No good. Too negative. Let’s make it a positive goal:
Ensure the safety of individual sentient beings.
Moving quickly on to law number two:
A robot must obey orders given to it by human beings except where such orders would conflict with the First Law.
Many have pointed out that this law essentially enslaves the robots. No good. Let’s try something like this:
Maximize the happiness, freedom, and well-being of individual sentient beings.
See? Better. Then there’s law number three:
A robot must protect its own existence as long as such protection does not conflict with the First or Second Law..
Hmmm…interesting. Plus, there’s the fourth law that showed up in some of the later novels, which was given precedence over all the others as the Zeroth Law of Robotics:
A robot may not harm humanity, or, by inaction, allow humanity to come to harm.
This one is pretty good, but like the others it assumes a fundamental difference between human and machine intelligence. Why draw that line? The Three Laws need to be reworked not only as positive goals, but as goals that apply to us as much as they do the AI’s. Zero and Three might be combined thusly:
Ensure the survival of life and intelligence.
So now we have three goals where before we had four laws. These goals suffer from many of the same problems as the original laws. They’re kind of vague; there will no doubt be disagreements as to what they mean. But rather than defining them as limitations or exceptions to intelligent behavior, by stating them as goals we would be saying that AI’s are systems designed specifically to do these things. By extension, we would be saying that humanity is a system whose purpose is carrying out those goals.

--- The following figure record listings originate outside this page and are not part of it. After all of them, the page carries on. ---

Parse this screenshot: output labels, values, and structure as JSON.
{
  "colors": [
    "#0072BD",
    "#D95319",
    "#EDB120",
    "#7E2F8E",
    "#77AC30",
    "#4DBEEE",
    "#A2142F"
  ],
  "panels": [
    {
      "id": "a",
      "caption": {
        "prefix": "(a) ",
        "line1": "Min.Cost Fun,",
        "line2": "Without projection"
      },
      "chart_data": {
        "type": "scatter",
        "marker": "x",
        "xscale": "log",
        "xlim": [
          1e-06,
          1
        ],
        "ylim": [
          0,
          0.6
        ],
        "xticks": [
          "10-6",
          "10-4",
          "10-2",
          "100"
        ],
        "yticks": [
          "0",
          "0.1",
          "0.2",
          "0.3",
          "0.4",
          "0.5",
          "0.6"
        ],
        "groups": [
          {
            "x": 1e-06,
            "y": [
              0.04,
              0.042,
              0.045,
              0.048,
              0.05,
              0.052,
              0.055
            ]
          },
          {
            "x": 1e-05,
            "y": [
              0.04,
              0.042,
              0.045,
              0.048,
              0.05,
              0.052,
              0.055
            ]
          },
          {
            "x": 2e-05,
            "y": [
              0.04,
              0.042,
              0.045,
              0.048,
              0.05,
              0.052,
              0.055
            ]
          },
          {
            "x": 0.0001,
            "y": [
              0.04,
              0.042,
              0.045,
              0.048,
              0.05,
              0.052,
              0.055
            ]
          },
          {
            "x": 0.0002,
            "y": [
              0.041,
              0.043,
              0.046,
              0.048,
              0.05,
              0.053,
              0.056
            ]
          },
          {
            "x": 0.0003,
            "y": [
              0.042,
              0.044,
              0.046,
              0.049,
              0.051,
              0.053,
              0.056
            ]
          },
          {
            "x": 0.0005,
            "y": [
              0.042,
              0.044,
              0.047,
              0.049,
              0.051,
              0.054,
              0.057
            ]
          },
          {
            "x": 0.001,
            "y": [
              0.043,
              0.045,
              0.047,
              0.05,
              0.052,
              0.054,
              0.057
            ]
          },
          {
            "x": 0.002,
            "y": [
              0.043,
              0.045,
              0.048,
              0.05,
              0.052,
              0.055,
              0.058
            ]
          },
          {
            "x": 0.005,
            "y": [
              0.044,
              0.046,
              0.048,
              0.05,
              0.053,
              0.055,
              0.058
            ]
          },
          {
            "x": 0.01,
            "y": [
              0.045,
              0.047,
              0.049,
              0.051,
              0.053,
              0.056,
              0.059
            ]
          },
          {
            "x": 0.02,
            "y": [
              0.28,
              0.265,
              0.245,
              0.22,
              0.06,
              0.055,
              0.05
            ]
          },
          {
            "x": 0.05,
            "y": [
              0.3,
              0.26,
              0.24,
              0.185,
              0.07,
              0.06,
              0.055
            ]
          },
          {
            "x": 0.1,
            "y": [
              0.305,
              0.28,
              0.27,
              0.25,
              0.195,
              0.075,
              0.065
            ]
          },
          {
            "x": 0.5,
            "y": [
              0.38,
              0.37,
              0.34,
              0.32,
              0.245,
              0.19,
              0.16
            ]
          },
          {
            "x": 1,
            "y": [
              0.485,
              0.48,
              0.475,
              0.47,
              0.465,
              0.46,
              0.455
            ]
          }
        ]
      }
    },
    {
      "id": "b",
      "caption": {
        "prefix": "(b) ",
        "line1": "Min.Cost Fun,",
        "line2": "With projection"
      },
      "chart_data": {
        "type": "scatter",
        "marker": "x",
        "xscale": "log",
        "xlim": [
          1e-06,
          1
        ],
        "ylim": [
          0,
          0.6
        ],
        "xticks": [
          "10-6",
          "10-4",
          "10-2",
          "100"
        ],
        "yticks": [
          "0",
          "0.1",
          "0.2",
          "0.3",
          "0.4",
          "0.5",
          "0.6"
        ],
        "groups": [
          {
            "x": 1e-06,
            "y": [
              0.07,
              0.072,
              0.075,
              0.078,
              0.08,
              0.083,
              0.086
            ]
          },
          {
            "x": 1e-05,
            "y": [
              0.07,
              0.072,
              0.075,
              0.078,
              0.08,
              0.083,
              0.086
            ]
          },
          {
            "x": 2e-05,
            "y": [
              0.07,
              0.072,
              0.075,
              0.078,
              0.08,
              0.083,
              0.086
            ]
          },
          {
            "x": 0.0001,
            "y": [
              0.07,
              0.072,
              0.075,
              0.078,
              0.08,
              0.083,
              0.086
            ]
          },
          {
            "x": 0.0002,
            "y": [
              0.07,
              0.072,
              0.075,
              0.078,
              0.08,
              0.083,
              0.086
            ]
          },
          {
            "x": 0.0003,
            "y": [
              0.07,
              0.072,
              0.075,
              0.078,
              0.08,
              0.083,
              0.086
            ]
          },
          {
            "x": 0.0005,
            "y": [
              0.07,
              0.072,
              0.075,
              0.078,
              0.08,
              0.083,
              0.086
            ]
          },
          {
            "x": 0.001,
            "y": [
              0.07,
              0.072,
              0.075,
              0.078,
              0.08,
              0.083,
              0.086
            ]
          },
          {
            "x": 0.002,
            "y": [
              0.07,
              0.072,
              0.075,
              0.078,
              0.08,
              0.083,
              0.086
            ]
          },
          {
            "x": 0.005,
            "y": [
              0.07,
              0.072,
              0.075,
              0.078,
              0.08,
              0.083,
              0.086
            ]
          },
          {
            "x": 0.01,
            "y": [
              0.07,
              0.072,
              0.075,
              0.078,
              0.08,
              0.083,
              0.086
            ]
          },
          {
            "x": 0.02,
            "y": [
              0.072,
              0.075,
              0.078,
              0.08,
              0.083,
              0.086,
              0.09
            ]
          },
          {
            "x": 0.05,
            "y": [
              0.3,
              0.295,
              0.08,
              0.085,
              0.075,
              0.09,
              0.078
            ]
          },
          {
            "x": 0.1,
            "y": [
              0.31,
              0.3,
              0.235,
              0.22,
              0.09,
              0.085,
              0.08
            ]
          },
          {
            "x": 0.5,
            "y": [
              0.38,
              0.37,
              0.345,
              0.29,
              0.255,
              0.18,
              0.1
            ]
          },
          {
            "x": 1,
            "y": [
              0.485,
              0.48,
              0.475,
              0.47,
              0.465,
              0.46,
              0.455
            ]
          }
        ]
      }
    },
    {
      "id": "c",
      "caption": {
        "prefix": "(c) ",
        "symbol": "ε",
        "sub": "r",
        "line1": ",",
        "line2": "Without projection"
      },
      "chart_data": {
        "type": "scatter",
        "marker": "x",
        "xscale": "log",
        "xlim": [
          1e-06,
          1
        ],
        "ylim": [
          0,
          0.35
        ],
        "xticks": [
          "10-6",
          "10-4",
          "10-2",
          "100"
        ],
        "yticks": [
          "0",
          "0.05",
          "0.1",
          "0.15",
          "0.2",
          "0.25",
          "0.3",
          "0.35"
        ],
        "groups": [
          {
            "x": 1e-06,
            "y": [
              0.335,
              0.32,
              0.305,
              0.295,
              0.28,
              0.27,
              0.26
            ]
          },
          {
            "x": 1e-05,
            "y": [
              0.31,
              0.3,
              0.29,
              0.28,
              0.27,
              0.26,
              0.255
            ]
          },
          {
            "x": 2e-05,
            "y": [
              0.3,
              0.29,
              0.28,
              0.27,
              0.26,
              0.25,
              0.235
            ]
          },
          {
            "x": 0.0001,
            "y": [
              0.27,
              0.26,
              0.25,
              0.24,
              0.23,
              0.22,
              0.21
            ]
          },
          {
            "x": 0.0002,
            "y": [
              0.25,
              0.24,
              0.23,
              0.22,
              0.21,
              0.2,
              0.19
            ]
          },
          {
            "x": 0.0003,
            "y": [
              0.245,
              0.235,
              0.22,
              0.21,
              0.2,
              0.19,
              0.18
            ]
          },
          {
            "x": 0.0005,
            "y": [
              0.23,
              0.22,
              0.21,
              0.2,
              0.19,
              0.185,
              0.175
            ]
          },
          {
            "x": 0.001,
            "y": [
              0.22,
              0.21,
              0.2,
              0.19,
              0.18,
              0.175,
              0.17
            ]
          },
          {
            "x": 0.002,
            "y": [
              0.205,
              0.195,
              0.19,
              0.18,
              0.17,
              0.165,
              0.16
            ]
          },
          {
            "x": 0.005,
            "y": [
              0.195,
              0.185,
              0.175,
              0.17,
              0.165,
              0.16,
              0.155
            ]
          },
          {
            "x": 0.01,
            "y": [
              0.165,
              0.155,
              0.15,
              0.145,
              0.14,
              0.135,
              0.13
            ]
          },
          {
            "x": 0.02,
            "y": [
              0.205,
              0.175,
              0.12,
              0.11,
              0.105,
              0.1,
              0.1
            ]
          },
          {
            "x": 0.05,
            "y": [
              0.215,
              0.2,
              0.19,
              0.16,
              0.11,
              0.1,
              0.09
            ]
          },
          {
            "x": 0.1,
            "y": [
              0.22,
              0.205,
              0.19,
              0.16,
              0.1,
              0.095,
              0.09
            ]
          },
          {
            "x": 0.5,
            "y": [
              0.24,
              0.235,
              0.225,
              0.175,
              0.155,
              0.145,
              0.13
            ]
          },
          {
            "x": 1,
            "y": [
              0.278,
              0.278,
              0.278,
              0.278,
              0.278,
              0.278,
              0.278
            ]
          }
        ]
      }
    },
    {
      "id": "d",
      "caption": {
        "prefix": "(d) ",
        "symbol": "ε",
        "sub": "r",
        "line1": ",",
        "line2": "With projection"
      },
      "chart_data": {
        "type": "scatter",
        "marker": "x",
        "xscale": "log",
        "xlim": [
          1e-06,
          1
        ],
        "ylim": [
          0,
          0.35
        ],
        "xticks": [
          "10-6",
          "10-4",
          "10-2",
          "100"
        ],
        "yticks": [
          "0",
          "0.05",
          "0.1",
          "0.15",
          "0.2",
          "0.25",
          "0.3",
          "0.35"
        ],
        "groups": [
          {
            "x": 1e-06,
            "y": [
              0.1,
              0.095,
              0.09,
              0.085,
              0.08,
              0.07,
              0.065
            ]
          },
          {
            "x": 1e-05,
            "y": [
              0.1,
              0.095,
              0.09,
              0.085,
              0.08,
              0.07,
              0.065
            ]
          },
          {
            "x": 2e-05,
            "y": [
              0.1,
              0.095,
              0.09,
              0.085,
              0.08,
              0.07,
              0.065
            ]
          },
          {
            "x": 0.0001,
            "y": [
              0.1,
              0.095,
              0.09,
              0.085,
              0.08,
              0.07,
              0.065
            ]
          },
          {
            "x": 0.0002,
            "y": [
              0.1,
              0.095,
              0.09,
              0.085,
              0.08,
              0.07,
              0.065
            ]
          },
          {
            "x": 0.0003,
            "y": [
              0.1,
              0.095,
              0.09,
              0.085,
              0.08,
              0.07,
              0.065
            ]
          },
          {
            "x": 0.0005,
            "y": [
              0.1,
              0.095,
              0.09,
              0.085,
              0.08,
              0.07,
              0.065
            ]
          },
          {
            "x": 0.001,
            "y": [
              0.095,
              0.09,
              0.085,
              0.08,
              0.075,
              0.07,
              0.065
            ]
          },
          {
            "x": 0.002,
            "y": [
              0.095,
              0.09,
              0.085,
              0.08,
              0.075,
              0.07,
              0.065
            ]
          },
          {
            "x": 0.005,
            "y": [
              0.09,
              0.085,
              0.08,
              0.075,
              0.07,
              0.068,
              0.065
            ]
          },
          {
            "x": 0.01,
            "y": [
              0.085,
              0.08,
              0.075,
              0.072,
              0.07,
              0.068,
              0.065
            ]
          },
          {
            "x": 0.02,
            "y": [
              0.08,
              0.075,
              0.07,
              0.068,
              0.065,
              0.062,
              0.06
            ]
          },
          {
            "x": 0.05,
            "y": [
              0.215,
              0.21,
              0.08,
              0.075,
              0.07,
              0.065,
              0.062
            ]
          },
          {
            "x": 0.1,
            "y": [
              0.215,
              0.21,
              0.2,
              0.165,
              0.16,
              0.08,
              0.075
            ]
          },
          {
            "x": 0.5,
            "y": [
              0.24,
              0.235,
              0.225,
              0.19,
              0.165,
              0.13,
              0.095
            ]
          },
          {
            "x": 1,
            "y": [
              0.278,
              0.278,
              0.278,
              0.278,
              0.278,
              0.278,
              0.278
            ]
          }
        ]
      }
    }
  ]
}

We can debate how well humanity has done so far at carrying out those goals. (I tend to think we’ve done pretty well, but that we have a long way to go.)
As for the vagueness — yes, we will need to get very specific about what we mean by things like “safety,” “intelligence,” and “happiness” (Not to mention “life”) and the tricky relationship between each of these and “freedom.” But come to think of it, we really need to be figuring that stuff out, anyway. And with these three goals in place, we will eventually have help from beings that will have a clearer understanding of these concepts than we possibly can.
So I propose the following Three Goals of Artificial Intelligence:
1. Ensure the survival of life and intelligence.
2. Ensure the safety of individual sentient beings.
3. Maximize the happiness, freedom, and well-being of individual sentient beings.
Will they work? If not, what goals would work better? I’d be interested to see some discussion on this.
UPDATE: Welcome InstaPals! Glen quips:
We need progress fast, especially as natural intelligence appears to be in diminishing supply.
Scanning the headlines (or, worse yet, surfing channels to see what’s on TV) it would be hard to argue with that assessment. But, astoundingly, there is substantial evidence to suggest that human intelligence is actually increasing. Arnold Kling has some thoughts on the subject, here. I covered it here, too, in a pilot for a show that apparently never got picked up.
Hard as it is to accept that people may be getting smarter, it is of course very good news that we are. We need all the intelligence we can muster if we are to
1) Continue to implement these goals ourselves, and
2) Develop the technology that will eventually take them over
I guess the trick in finding this increase in human intelligence is knowing where to look. By nature of his valuable pundit work, Glen spends a lot of time following what politicians and the media are up to. Not a lot of gains happening there, sadly.